Negative. The article focused only on training models using predefined containers not pretrained models for inference.
It is super super easy to run models on mi100/250x/300x 7900gre/xt/xtx
I read as far as the paywall goes.
I also... have used ROCm since vega64/mi25
I also... have used Cuda since K80/GTX690
I currently run a hive of mi100s, and a sxm v100 box.
When it comes to inference, MI300x gets day0 support. Training is very lacking and Nvidia's deep bench of software engineers shows.
I expect part 2 of the article to be a bit different.
I am fully aware of the lacking's of AMDs ecosystem, but I am also aware of its strengths.
And the ability to just grab containers and go exists... hugging face is full of native containers for ROCm, Hipify can convert most* things that are cuda native, abet at performance penalty.
But when it comes to inference AMD is not a 2nd class citizen. It has full support with triton, and flash attention...
And Llama 405b fp16 launched exclusively on mi300x, most likely due to the ram requirements.
As it was quantized down to fp8, then it could fit on 8x h100 80gb, but as it was announced, Meta and AMD announced together that all Meta 405b live instances were run on mi300x.
If that is still true or was just a limited exclusivity while it was quantized down... idk...
But claiming things like a mi300x cant run OOB models is just... ignorant af, and not even what the article claims.

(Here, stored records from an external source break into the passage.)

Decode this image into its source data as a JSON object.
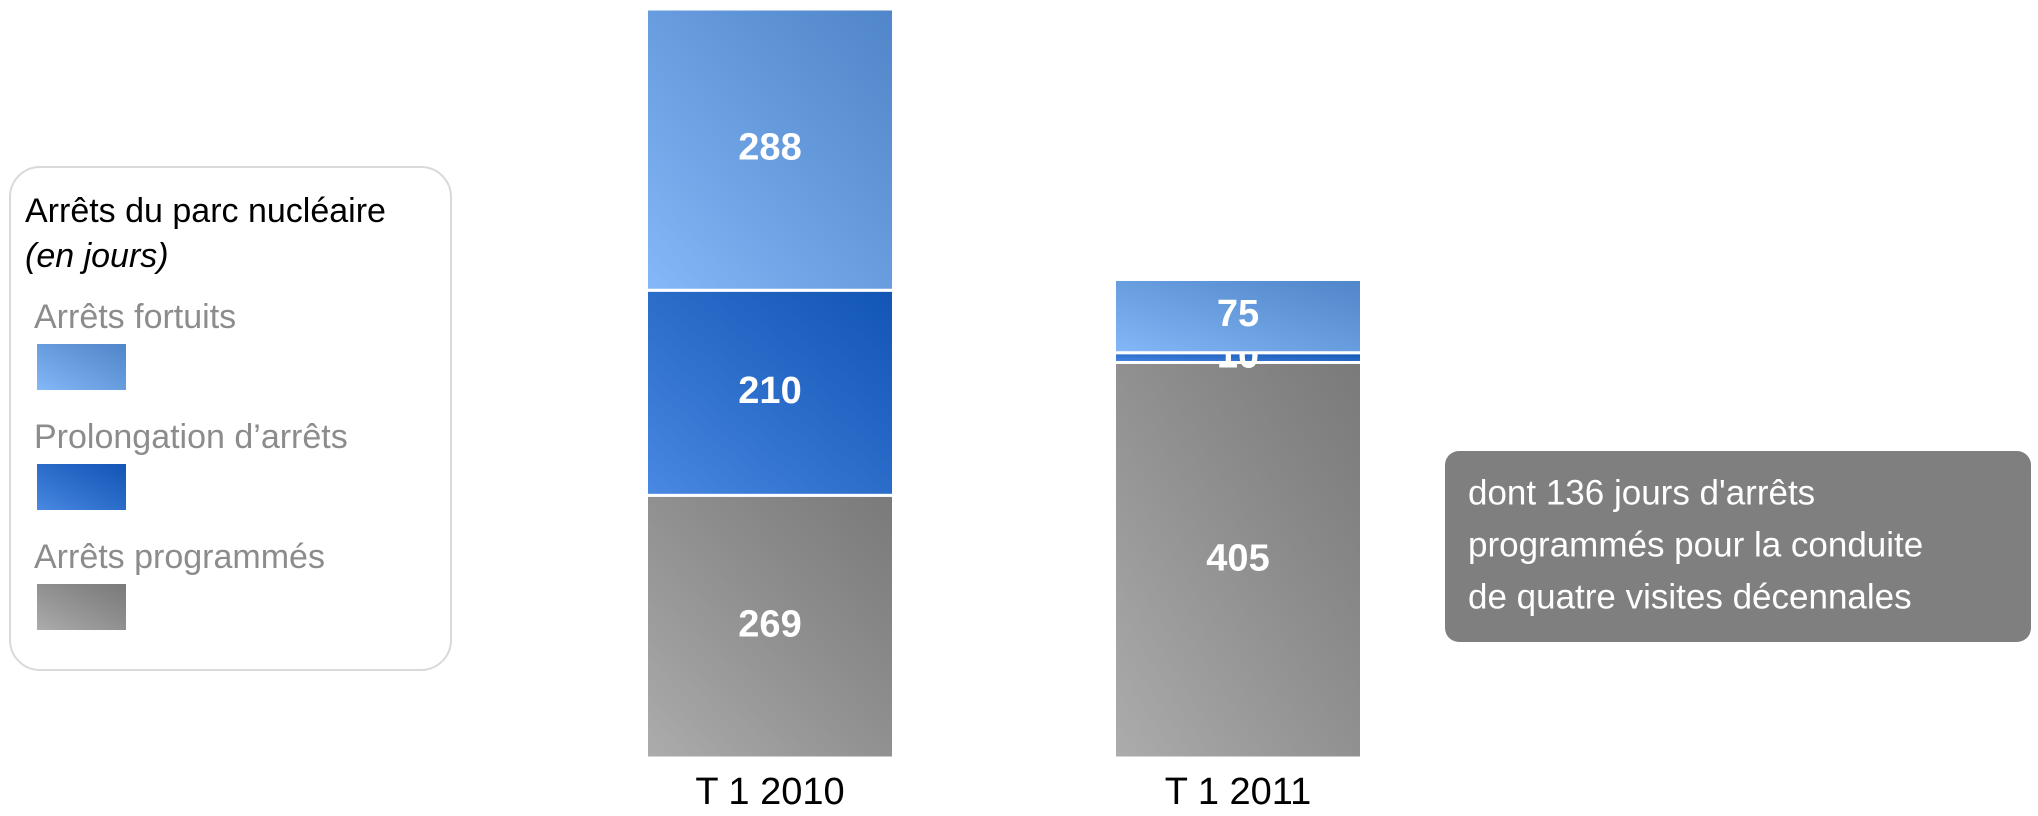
{
  "chart_data": {
    "type": "stacked_bar",
    "title": "Arrêts du parc nucléaire",
    "subtitle": "(en jours)",
    "categories": [
      "T 1 2010",
      "T 1 2011"
    ],
    "series": [
      {
        "name": "Arrêts programmés",
        "color": "#959595",
        "values": [
          269,
          405
        ]
      },
      {
        "name": "Prolongation d’arrêts",
        "color": "#1668dc",
        "values": [
          210,
          10
        ]
      },
      {
        "name": "Arrêts fortuits",
        "color": "#62a4f6",
        "values": [
          288,
          75
        ]
      }
    ],
    "annotation": [
      "dont 136 jours d'arrêts",
      "programmés pour la conduite",
      "de quatre visites décennales"
    ]
  }
}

It claims bad training performance and strange bugs and as a user of the ecosystem... yup. AMD has strange bugs.
They have known lockups for multi gpu instances... and the solution is to run additional grub parameters, perfectly stable with iommu=pt, randomly hangs without.
But all this information is in the tuning guides. The install process is easy, and hugging face is full of models to run.